Au début de cette « hégire du cœur », comme l’appelait le sultan, une douzaine ou plus de nobles qui pensaient comme lui les avaient rejoints. Et il était devenu clair, alors que la foule bigarrée entrait dans la cour du ribat, qu’avec les familles, les amis et les suivants du jeune noble sévillan, leurs rangs s’étaient trouvés renforcés de nombreux habitants des villages et des fermes qui avaient poussé dans la campagne entre Séville et Malaga. Des derviches soufis, des commerçants arméniens, des Turcs, des juifs, des Zott, des Berbères, tous étaient représentés ; on aurait dit une caravane de marchands, ou un haj de rêve dans lequel tous les mauvais auraient été en route vers La Mecque, tous ceux qui ne deviendraient jamais hajis. Ici, il y avait une paire de nains sur des poneys, derrière, un groupe d’ex-criminels à qui on avait coupé une main ou les deux, là, des musiciens, plus loin, deux hommes déguisés en femmes. Il y avait de tout dans cette caravane.

Le sultan tendit sa large main.

— On nous appelle « la caravane des fous », comme la Nef des Fous. Nous allons voguer par-delà les montagnes vers une terre de grâce, et être les fous de Dieu. Dieu nous guidera.

De la caravane surgit sa sultane, montée sur un cheval. Elle mit pied à terre sans un regard au grand serviteur qui s’était précipité pour l’aider à descendre et rejoignit le sultan alors que Zeya l’accueillait, ainsi que les autres membres du ribat.

— Ma femme, la sultane Katima, qui vient d’al-Majriti.

La Castillane était tête nue, petite, et avait les bras minces. Sa jupe d’amazone frangée d’or balayait la poussière. L’écume d’un rang de perles retenait ses longs cheveux brillants, qui coulaient sur son dos comme des vagues noires. Elle avait le visage fin, et ses yeux bleu pâle lui conféraient un étrange regard. Elle eut un sourire pour Bistami quand on le lui présenta, et plus tard elle sourit à la ferme, et aux roues du moulin, et aux plantations d’orangers. Elle s’amusait de petites choses qu’elle était seule à voir. Les hommes commencèrent à faire de leur mieux pour être agréables au sultan, et ne le quittaient pas, afin de pouvoir rester en sa présence à elle. Bistami fit de même. Elle le regarda et dit une chose sans conséquence, d’une voix semblable à celle d’un oboe, nasale, grave. En l’entendant, il songea à ce qu’Akbar lui avait dit pendant son immersion dans la lumière : Celui que tu cherches est ailleurs.

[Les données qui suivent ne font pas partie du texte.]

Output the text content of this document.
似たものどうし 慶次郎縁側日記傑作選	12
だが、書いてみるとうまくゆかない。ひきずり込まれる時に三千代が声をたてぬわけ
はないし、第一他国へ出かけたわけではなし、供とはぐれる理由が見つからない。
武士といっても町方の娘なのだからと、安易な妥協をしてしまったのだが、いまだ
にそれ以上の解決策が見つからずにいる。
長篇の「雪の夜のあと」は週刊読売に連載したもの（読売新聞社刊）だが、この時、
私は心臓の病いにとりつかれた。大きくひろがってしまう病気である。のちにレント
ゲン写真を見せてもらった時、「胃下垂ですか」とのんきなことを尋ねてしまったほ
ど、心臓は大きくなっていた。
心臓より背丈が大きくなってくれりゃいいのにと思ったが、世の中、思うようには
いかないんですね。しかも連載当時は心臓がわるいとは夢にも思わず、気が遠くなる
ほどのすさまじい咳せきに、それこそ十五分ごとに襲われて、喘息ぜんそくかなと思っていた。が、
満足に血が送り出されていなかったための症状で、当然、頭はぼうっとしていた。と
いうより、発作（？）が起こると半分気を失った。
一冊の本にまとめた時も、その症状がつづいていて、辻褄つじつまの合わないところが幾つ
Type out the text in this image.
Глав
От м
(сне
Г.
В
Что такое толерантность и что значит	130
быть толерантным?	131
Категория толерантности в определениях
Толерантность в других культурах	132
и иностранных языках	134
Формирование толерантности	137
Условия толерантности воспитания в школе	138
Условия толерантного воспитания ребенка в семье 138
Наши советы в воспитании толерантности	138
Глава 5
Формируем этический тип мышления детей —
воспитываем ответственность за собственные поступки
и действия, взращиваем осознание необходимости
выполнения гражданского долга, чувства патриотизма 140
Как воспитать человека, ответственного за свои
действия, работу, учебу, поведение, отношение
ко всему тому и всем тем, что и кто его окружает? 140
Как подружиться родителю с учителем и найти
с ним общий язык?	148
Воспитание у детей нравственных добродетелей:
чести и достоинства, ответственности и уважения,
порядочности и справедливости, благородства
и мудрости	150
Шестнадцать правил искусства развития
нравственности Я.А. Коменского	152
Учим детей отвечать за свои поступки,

Ibn Ezra s’inclina bien bas quand il lui fut présenté.

— Je suis un pèlerin soufi, sultane, et un humble étudiant du monde. J’ai l’intention de faire le haj, mais j’aime beaucoup l’idée de votre hégire. J’aimerais voir la Franji de mes propres yeux. J’étudie les ruines antiques.

— Des chrétiens ? demanda la sultane en braquant son regard sur lui.

— Oui, mais aussi des Romains qui les ont précédés, bien avant le Prophète. Peut-être que je pourrais faire mon haj à l’envers.

— Tous ceux qui souhaitent nous rejoindre sont les bienvenus, dit-elle.

Bistami s’éclaircit la gorge et ibn Ezra le poussa doucement en avant.

— C’est mon jeune ami Bistami, un étudiant soufi du Sind, qui faisait son haj et qui continue à présent ses études dans l’Ouest.

La sultane Katima le regarda attentivement pour la première fois, et se figea, visiblement surprise. Ses sourcils noirs, épais, se froncèrent sous l’effet de la concentration au-dessus de ses yeux pâles, et soudain Bistami vit qu’ils formaient comme deux ailes d’oiseau, cette marque qui barrait le front de sa tigresse, et lui donnait toujours l’air légèrement surpris ou perplexe, comme chez cette femme.